Brent: no offense taken. There are plenty of differences between New Mexico Hispanic culture and Anglo culture, and some can drive you crazy ( youth gangs, corrupt political patronage, nepotism, blind loyalty to the Democratic party -- though it was not always so and there are still honorable exceptions). What I mean to point out is that they are not Mexicans, are very different from Mexicans, and are (except for national politicians who are trying to appeal to other audiences) not particularly fond of Mexicans, who they do not consider brothers.
ReplyDeleteRemember, as Steve has eloquently pointed out, Bill R is a Mexican and a WASP before he is New Mexican-- and even he, before his recent bid for he presidency, was relatively reasonable as a governor, at least for a Democrat.

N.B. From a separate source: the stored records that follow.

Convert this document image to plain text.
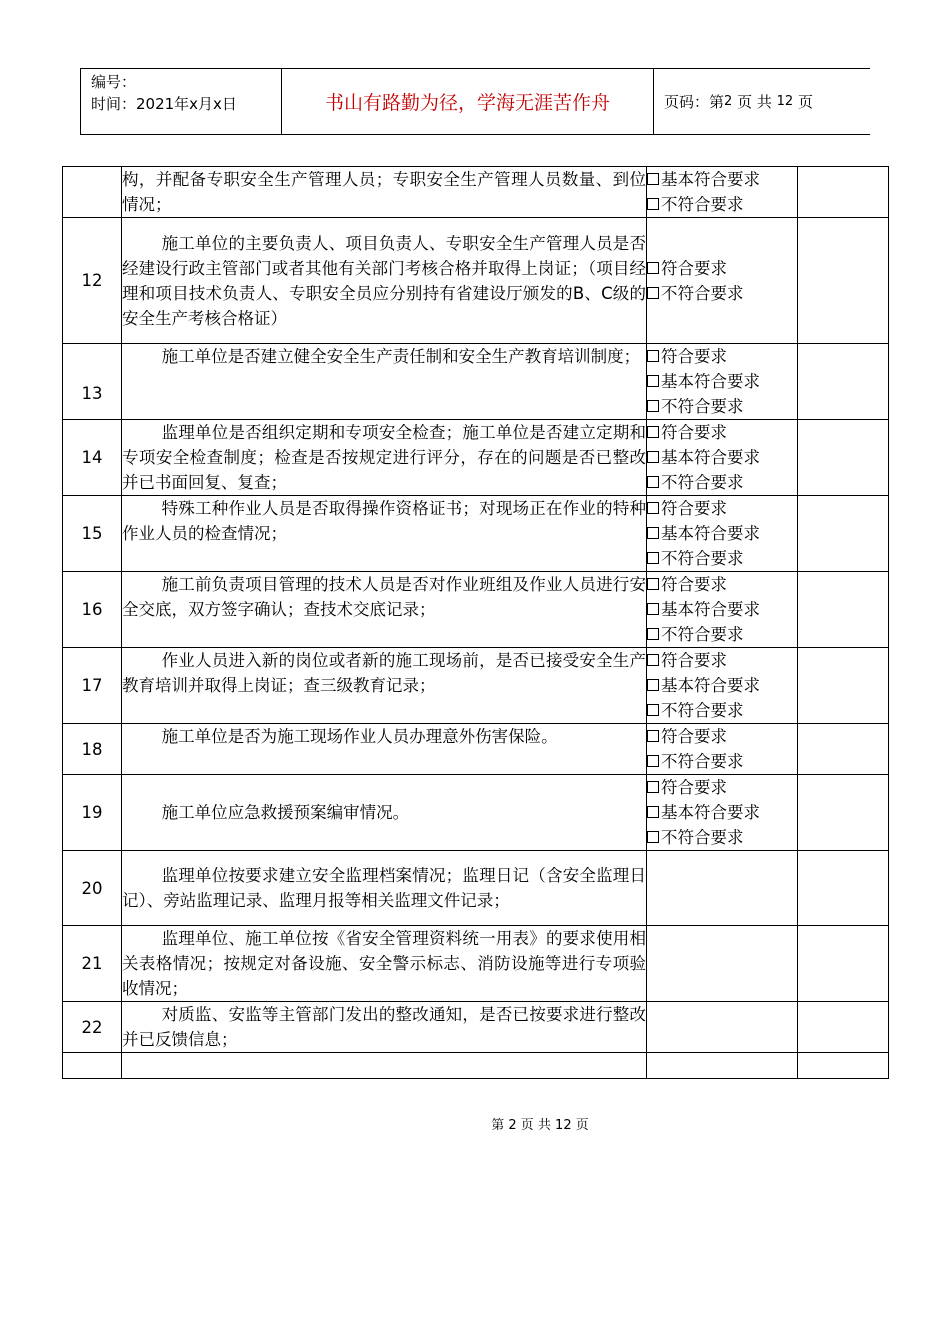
编号：
时间：2021年x月x日	书山有路勤为径，学海无涯苦作舟	页码：第 2
页 共
12
页

	构，并配备专职安全生产管理人员；专职安全生产管理人员数量、到位情况；	基本符合要求
不符合要求	

12	施工单位的主要负责人、项目负责人、专职安全生产管理人员是否经建设行政主管部门或者其他有关部门考核合格并取得上岗证；（项目经理和项目技术负责人、专职安全员应分别持有省建设厅颁发的B、C级的安全生产考核合格证）	符合要求
不符合要求	

13	施工单位是否建立健全安全生产责任制和安全生产教育培训制度；	符合要求
基本符合要求
不符合要求	

14	监理单位是否组织定期和专项安全检查；施工单位是否建立定期和专项安全检查制度；检查是否按规定进行评分，存在的问题是否已整改并已书面回复、复查；	符合要求
基本符合要求
不符合要求	

15	特殊工种作业人员是否取得操作资格证书；对现场正在作业的特种作业人员的检查情况；	符合要求
基本符合要求
不符合要求	

16	施工前负责项目管理的技术人员是否对作业班组及作业人员进行安全交底，双方签字确认；查技术交底记录；	符合要求
基本符合要求
不符合要求	

17	作业人员进入新的岗位或者新的施工现场前，是否已接受安全生产教育培训并取得上岗证；查三级教育记录；	符合要求
基本符合要求
不符合要求	

18	施工单位是否为施工现场作业人员办理意外伤害保险。	符合要求
不符合要求	

19	施工单位应急救援预案编审情况。	符合要求
基本符合要求
不符合要求	

20	监理单位按要求建立安全监理档案情况；监理日记（含安全监理日记）、旁站监理记录、监理月报等相关监理文件记录；		

21	监理单位、施工单位按《省安全管理资料统一用表》的要求使用相关表格情况；按规定对备设施、安全警示标志、消防设施等进行专项验收情况；		

22	对质监、安监等主管部门发出的整改通知，是否已按要求进行整改并已反馈信息；		

第 2 页 共 12 页
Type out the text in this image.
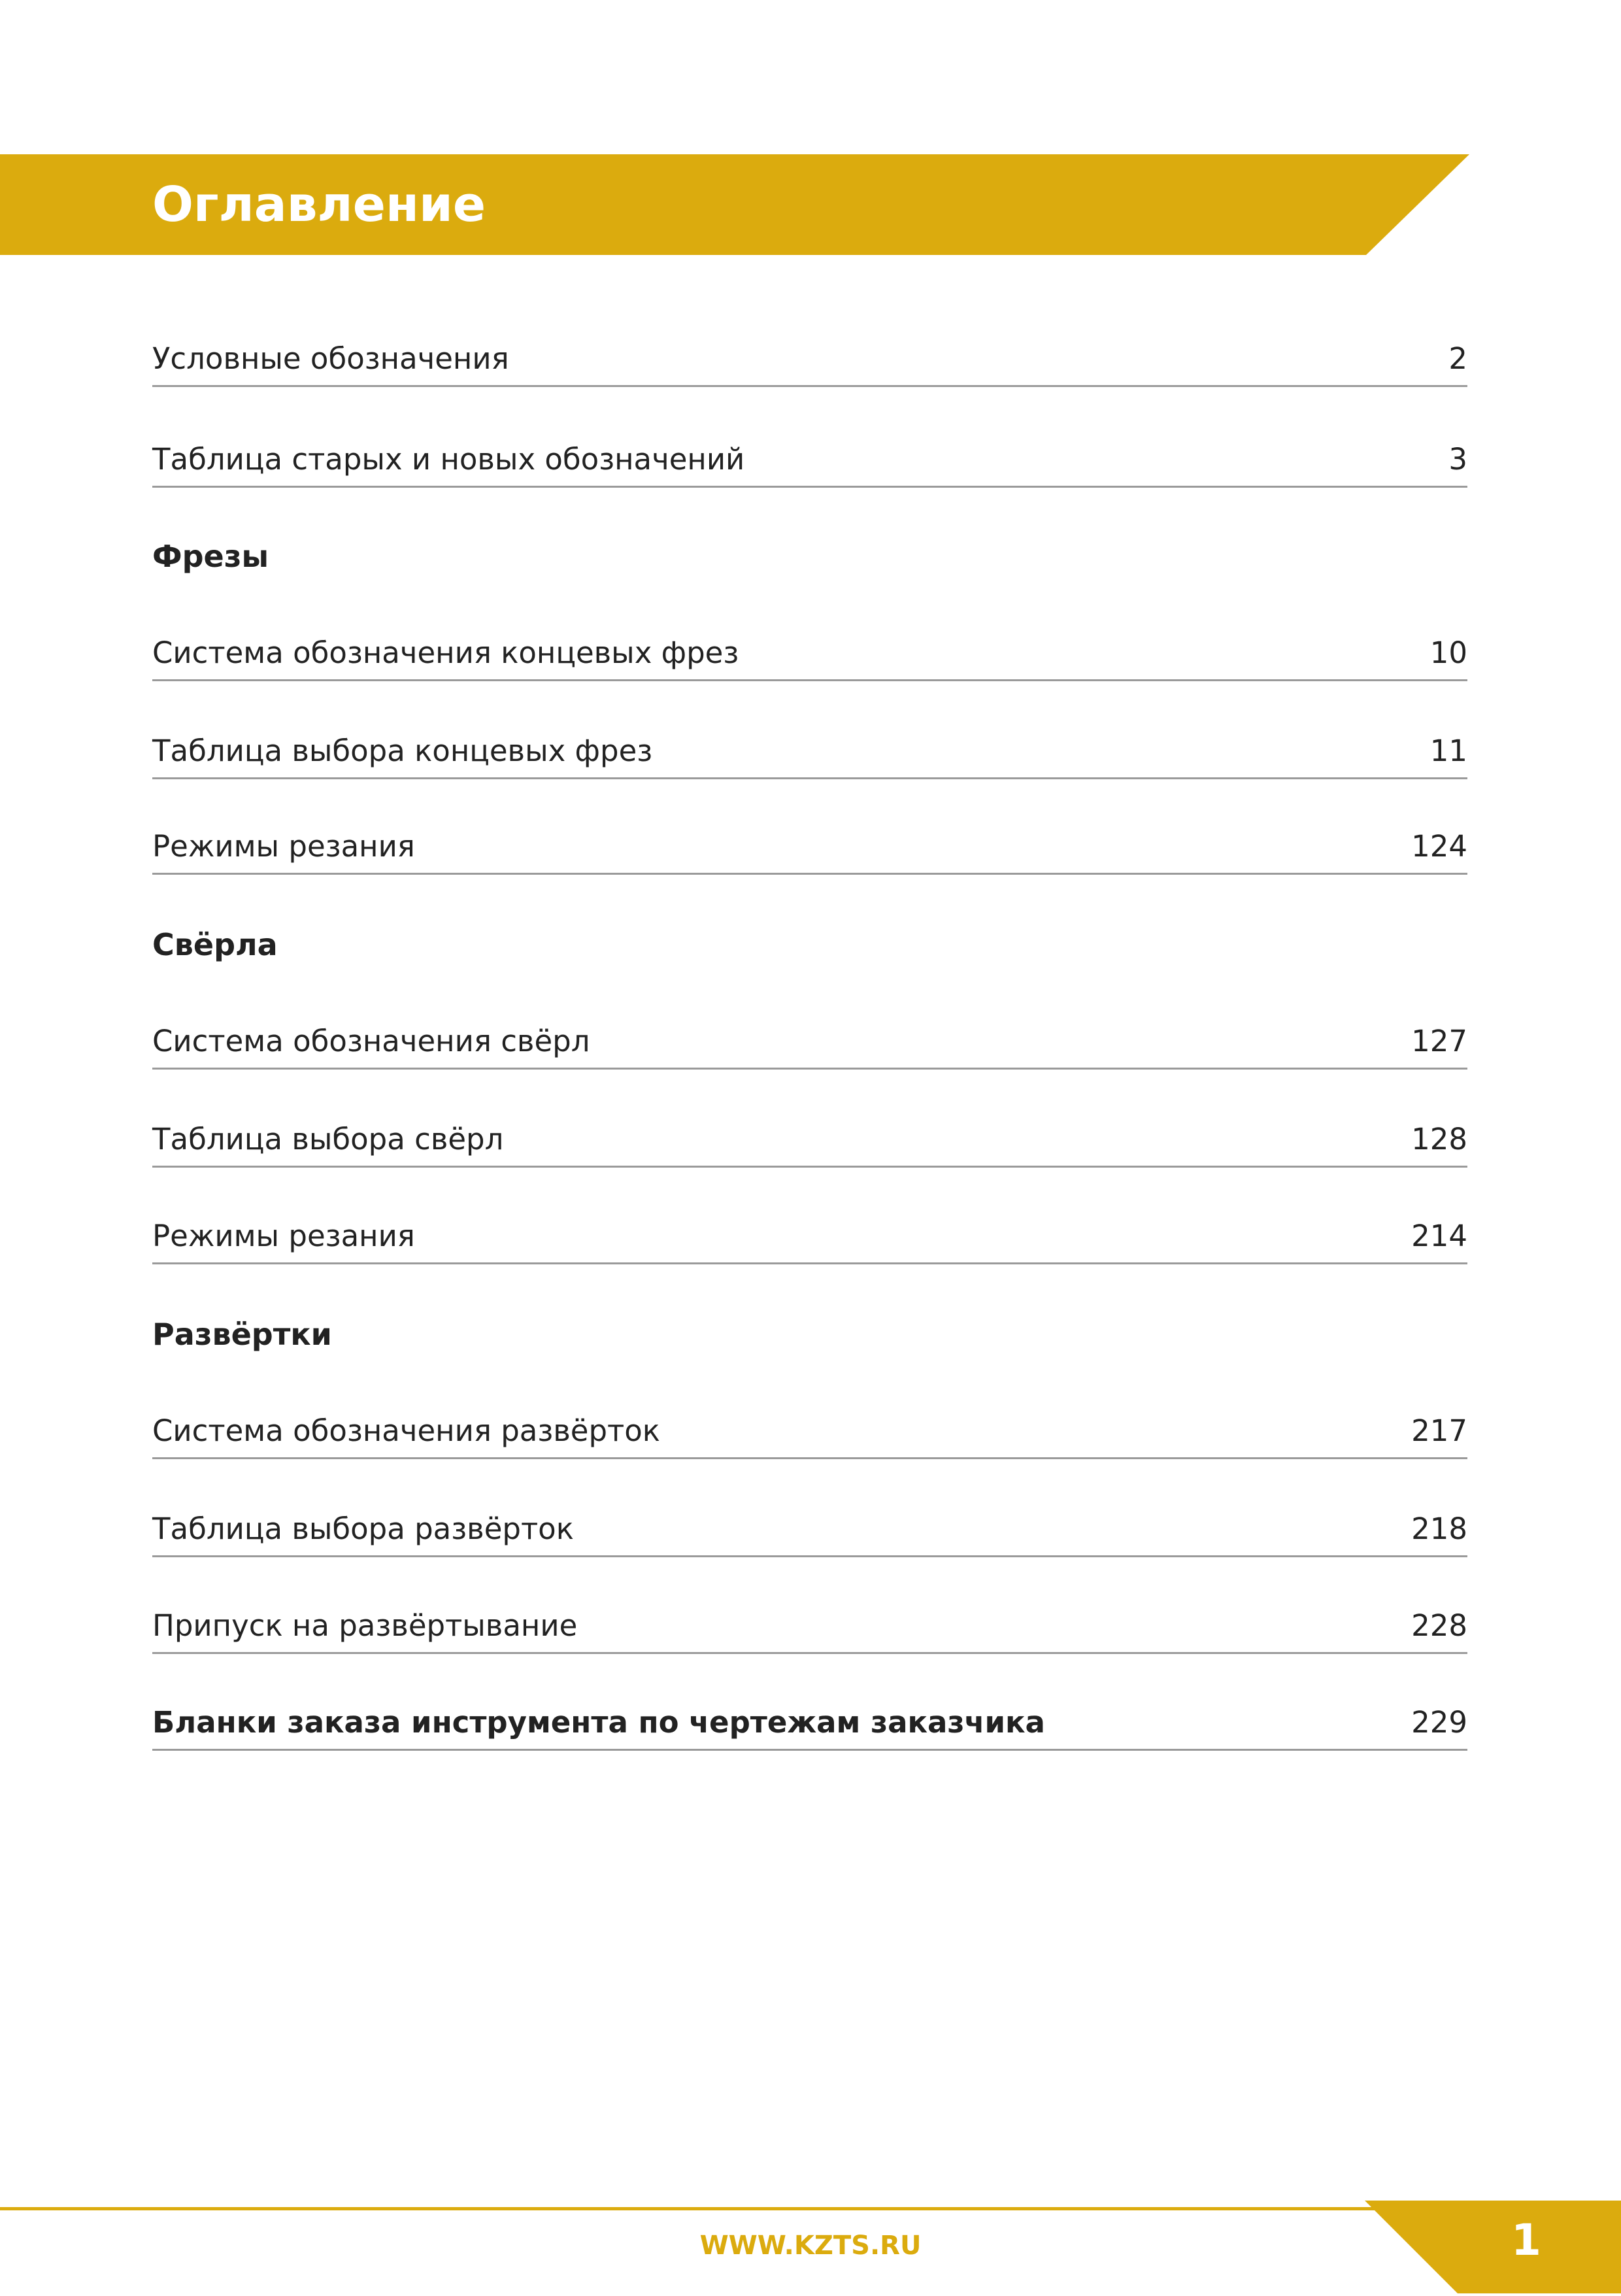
Оглавление
Условные обозначения	2
Таблица старых и новых обозначений	3
Фрезы
Система обозначения концевых фрез	10
Таблица выбора концевых фрез	11
Режимы резания	124
Свёрла
Система обозначения свёрл	127
Таблица выбора свёрл	128
Режимы резания	214
Развёртки
Система обозначения развёрток	217
Таблица выбора развёрток	218
Припуск на развёртывание	228
Бланки заказа инструмента по чертежам заказчика	229
WWW.KZTS.RU	1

The other thing that I wanted to emphasize is that many of our societal problems here are functions of our enormous tribal population, most of whom are wards of the Federal government, and many of whom are on welfare, alcoholic, and products of utterly dysfunctional homes and schools. They are not populations that the state of NM can easily affect, and skew statistics even more than Hispanics.
By the way-- more a matter for anthropologists-- the Latinately corrupt system seems to function pretty well in rural areas and remote villages like the one I have lived in for nearly 30 years. It just doesn't work so well in the modern world...
We certainly don't need to import Central American peasants. But then WE won't, at least not like Mexifornia.